Much has been done, nothing has helped

Imagine if your company had organized contests on various occasions and collected personal data from the participants, including contact information. Your company also wanted to use these data for advertising purposes, provided of course that the participants had given their express and informed consent. Your company has taken various technical and organizational measures to prevent persons who have not consented from receiving advertising after participation in the competition. Among other things, it has drawn up special guidelines and held training courses. Nevertheless, even those participants who did not give their consent will receive advertising. Obviously the data protection measures did not work. This is not just a theoretical example, it happens in practice.

Data protection was not effective

All the data protection measures could not prevent the data from being used for other purposes. Without any consent, the contact information was used for advertising purposes. It must be noted: The data protection was not effective. However, this should not only become apparent through such a data protection violation and complaints from affected persons. A company must determine this itself at an early stage. For example, the Basic Data Protection Ordinance (DSGVO) expressly requires „a procedure for the regular review, assessment and evaluation of the effectiveness of the technical and organizational measures to ensure the security of processing“. If a data breach occurs despite data protection measures, as in the case described, it can be assumed that there is no such procedure – at least not one that works. This can then lead to a supervisory authority imposing a fine or resorting to other sanctions.

Checking and testing data protection

„Data security is an ongoing task,“ emphasizes Dr. Stefan Brink, Baden-Württemberg’s State Commissioner for Data Protection and Freedom of Information. „Technical and organizational measures must be regularly adapted to the actual conditions in order to ensure an appropriate level of protection in the long term. In practice, this means that companies must review their data protection measures for success and effectiveness. Data protection guidelines must therefore not only be defined, trained and introduced, they must also be checked for effectiveness and revised if necessary. This includes in particular replacing all measures that cannot be implemented in practice with other, effective measures that pass a practical test. Here, everyone is called upon to ensure the success of data protection measures. It must not be the case that employees simply dismiss data protection measures as impractical and ignore them. Rather, you should point out possible problems if you notice deviations in data protection, which can also be caused by well-intended measures not working.

Is data protection effective? Take the test!

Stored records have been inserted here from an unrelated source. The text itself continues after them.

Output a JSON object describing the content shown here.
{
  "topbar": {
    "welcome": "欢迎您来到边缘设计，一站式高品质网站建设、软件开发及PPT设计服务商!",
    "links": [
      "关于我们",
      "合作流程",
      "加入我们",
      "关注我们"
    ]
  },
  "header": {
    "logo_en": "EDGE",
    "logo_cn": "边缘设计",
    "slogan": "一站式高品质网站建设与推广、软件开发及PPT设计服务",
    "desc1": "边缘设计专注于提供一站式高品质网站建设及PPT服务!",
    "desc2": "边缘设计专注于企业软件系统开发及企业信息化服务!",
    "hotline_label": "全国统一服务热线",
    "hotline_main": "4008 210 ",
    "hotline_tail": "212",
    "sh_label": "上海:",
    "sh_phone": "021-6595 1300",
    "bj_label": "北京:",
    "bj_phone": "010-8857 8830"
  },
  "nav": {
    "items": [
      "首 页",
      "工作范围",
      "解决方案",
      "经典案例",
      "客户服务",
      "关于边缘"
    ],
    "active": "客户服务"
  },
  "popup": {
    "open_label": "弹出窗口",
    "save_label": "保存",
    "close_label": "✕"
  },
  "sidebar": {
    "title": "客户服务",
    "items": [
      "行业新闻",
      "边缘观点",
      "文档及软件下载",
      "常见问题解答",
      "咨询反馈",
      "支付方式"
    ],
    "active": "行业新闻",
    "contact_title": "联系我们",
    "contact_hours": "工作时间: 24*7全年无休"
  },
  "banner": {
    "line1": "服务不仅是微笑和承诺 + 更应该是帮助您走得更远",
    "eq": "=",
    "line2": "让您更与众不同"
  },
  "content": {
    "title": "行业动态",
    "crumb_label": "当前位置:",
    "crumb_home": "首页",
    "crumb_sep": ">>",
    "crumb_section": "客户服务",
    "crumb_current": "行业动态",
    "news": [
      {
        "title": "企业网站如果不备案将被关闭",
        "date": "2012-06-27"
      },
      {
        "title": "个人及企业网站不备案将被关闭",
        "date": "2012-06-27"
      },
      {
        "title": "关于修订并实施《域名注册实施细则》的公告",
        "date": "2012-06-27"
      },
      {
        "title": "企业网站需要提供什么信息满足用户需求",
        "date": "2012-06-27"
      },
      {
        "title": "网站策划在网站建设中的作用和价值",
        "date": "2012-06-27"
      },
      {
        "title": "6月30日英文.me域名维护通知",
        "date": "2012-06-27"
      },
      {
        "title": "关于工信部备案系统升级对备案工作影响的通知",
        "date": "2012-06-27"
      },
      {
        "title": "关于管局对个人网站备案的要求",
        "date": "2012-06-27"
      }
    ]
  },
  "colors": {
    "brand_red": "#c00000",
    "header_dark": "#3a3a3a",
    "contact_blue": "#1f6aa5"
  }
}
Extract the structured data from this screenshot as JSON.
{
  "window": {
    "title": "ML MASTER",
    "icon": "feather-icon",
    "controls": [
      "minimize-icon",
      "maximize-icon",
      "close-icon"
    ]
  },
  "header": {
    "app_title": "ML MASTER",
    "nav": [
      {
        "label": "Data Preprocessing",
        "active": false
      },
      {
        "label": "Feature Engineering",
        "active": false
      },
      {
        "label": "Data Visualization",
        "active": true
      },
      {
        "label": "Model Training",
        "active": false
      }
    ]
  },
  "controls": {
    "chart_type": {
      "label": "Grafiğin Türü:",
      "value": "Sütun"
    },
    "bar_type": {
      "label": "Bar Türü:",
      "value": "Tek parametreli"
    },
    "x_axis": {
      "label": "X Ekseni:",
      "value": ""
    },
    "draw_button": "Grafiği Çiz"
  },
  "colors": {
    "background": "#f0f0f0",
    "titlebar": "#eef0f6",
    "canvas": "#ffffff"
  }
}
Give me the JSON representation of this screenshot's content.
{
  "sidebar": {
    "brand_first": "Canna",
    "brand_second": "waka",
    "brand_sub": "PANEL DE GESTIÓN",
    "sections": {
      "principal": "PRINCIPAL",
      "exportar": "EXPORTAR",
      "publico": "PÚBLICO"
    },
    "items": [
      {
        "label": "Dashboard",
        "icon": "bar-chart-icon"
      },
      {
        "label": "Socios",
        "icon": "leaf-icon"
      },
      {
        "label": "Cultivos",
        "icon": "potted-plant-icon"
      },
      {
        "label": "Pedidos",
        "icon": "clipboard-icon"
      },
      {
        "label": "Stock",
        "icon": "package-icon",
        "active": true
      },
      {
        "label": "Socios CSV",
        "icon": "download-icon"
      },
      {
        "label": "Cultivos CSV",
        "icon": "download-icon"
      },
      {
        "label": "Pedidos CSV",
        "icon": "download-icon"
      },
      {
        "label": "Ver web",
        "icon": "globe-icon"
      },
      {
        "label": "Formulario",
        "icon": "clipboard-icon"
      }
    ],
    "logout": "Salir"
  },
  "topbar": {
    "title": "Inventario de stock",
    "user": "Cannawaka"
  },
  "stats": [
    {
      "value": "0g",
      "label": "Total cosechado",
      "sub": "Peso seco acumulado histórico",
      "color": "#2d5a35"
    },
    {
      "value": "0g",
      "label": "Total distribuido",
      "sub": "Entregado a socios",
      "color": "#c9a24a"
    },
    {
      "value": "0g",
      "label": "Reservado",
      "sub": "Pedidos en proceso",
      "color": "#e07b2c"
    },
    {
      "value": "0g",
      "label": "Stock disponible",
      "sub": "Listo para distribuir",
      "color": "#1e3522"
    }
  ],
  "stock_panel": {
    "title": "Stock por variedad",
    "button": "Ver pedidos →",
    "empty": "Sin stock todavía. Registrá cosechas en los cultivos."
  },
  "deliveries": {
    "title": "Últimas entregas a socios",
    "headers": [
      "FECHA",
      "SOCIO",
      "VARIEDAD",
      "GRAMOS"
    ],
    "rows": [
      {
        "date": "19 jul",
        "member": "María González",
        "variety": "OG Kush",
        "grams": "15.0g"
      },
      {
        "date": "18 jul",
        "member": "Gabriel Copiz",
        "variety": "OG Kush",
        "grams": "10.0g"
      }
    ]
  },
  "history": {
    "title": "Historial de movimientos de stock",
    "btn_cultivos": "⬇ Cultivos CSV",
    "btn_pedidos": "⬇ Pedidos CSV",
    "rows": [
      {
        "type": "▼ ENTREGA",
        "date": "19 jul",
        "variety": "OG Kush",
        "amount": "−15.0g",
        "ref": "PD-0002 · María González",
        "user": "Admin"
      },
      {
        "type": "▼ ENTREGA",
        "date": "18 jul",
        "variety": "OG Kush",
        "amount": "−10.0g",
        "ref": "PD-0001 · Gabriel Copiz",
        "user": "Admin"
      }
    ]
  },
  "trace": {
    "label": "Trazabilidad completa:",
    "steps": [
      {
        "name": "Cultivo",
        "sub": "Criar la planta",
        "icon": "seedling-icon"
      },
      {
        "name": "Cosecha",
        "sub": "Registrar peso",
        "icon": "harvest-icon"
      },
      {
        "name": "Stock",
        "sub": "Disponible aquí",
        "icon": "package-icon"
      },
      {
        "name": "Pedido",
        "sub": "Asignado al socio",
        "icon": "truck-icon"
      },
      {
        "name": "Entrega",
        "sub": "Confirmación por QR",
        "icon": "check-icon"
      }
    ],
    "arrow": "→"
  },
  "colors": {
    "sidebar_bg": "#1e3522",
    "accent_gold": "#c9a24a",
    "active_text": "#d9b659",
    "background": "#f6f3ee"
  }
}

Question: If data protection measures seem unrealistic, you do not need to comply with them. Is this true?

  1. no, but you should point out your concerns.
  2. yes, because such measures do not benefit data protection anyway.

Solution: The answer 1. is correct. As with any company policy, you must also observe the company’s data protection guidelines, even if the meaning may not be immediately apparent or you may think that this or that does not help. If you notice any problems with measures, please report them. But do not simply ignore the guidelines.

Question: Known privacy measures such as encryption are always effective. Is this true?

  1. Yes, otherwise not so many companies would use them.
  2. no, you also have to check such measures regularly for success.

Solution: The answer 2. is correct. Measures such as encryption have been tried and tested in practice for many years, but whether they provide the desired protection must be clarified in each individual case. It may be that the encryption does not cover all data to be protected, the encryption no longer corresponds to the state of the art or the key for decryption is stored insecurely, to name just a few examples. The effectiveness of even such well-known measures as encryption of personal data must be checked, otherwise there could only be a sham security. A data protection violation could be the result.